As you often ask about concrete audio files: these are audios generated via Microsoft TTS from an Icelandic voice. The text itself is not specific. My guess is that you can use the same approach (use a TTS system) to generate enough of test data yourself.

The problem lies not in the TTS audio files. These are very clear, have consistent timing and pauses. No background noise at all, etc.

Jeronymous commented 6 months ago

@lumpidu If I understand correctly, your problem is not related to the current issue (which is a failure that can happen in some corner case, that I could not reproduce yet), but the quality of the timestamps with a finetuned model? (maybe due to alignment heads that have to be re-estimated for this model).

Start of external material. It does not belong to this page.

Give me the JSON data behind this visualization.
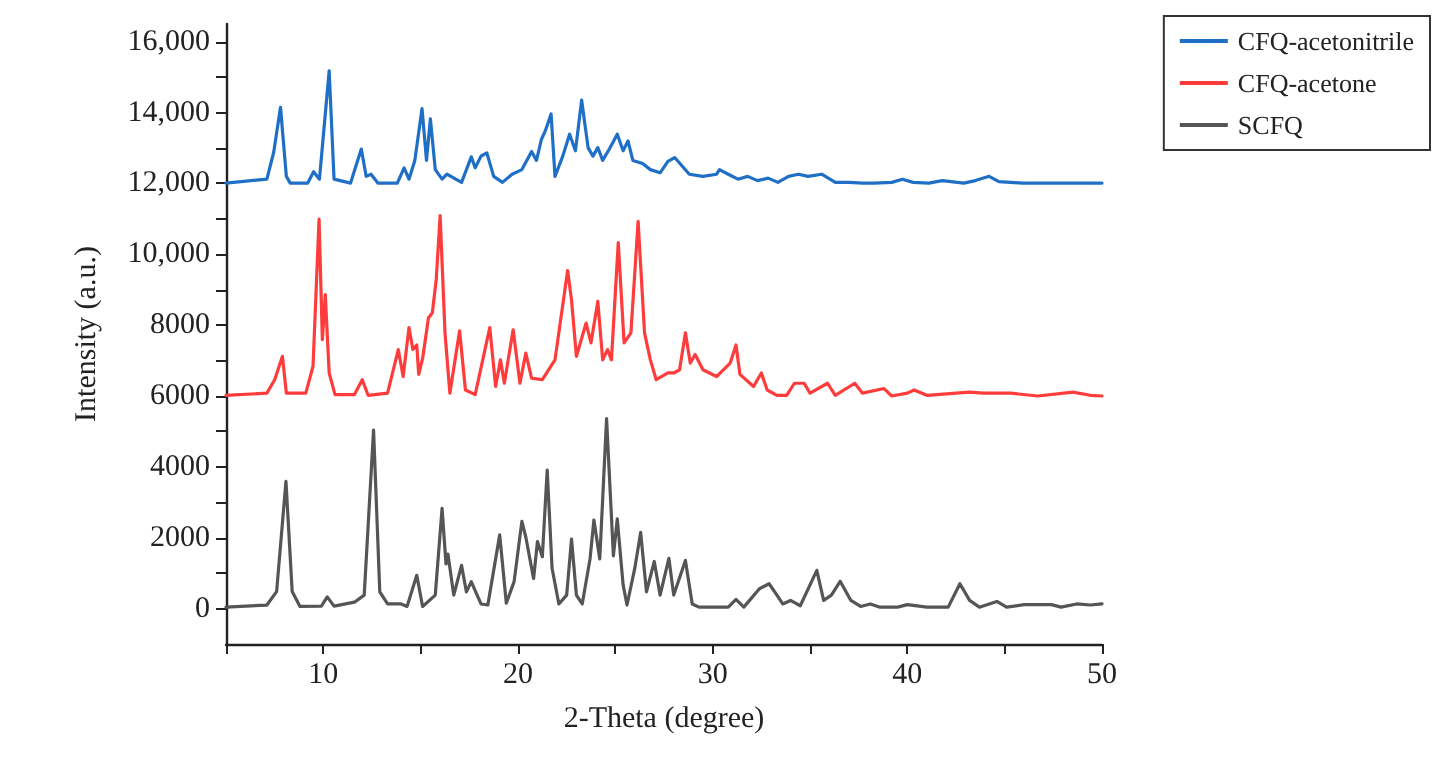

concerning 1 : Do you mean you need overlapping segments/words? concerning 2 : There are already many consistency checks in the code. Are you suggesting here that segments should be contiguous (start where the previous ended) when VAD do not detect silence?

Anyway, this description is not clear enough to me to understand the suggestion. 1) If you don't see an assertion failure ("Inconsistent number of segments") please open a separate issue. 2) A concrete example would be good to clarify (ex: here is the audio, here is the output of whisper-timestamped, I'm not satisfied with happens with that segment... and this and this...). If you're using examples from a TTS system, I guess there is no problem to share. We have a lot of test data already (coming from real use cases), we are not going to run Microsoft TTS (particularly because it's not free, not open-source)

lumpidu commented 6 months ago

Yes maybe it's a different bug, but maybe it's also related. You need to decide. I see e.g. the following problems when looking at the segments:

"segments": [
    {
      "id": 0,
      "seek": 0,
      "start": 0.0,
      "end": 30.0,
      "text": "afbrot og refsjábyrgð eitt efnisyfirlit ...",
      "tokens": [...],
      "temperature": 0.0,
      "avg_logprob": -0.024239512714179786,
      "compression_ratio": 1.8644067796610169,
      "no_speech_prob": 8.609986252849922e-05,
      "confidence": 0.988,
      "words": [ ... ]
     ....
    },
    {
      "id": 1,
      "seek": 3000,
      "start": 30.0,
      "end": 31.58,
      "text": "ilög á grundvelli þjóðréttarsamninga tuttugu og tvö þrjú íslensk refsilög og áhrif mannréttindareglna...",
      "tokens": [ ... ],
      "confidence": 0.031,
     ...
    },
    {
      "id": 2,
      "seek": 6000,
      "start": 59.74,
      "end": 60.8,
      "text": "fsiréttar í fræðikerfi lögfræðinnar tuttugu og sjö fjögur grundvallarhugtökin afbrot og refsing tuttugu og sjö...",
      "tokens": [ ... ],
      "confidence": 0.011,
     ...
    },
...
]

Take a look at the start, end segment data:

There is no warning on stderr/stdout about non-aligning segments or low confidence values of the transcripts. There is also no way any ASR system can generate correct first or last words, if segments start or end in the middle of a spoken word. Therefore my suggestion proposes to use a less naive approach either via VAD or overlapping segments. It's not clear for me, which of these approaches already has been implemented by whisper_timestamped.

Jeronymous commented 6 months ago

OK @lumpidu so it's another issue. About the quality of the timestamps. It is normal that consecutive segments can be not contiguous : there can be silence in between. And the low quality of the alignement maybe due to the fact that you are using a finetuned model, without having adapted alignment heads. If you want this to be investigated, please open a new issue, providing the audio and the exact thing that you run for reproduction.

Jeronymous commented 6 months ago

@iampickle The failure should not happen anymore (in new version 1.15.0 of whisper-timestamped).

Thank you for having given everything to reproduce and investigate that properly. And sorry it took me sometimes to investigate, handling the 10H audio was tricky.

Note that the transcription results are rather poor on your audio with music (it transcripts only "Musik"). This is partly due to the fact that you are using a "tiny" model (moreover you are transcribing with default greedy decoding). And of course, transcribing music is challenging for the model. But at least it permitted to spot a possible corner case of failure.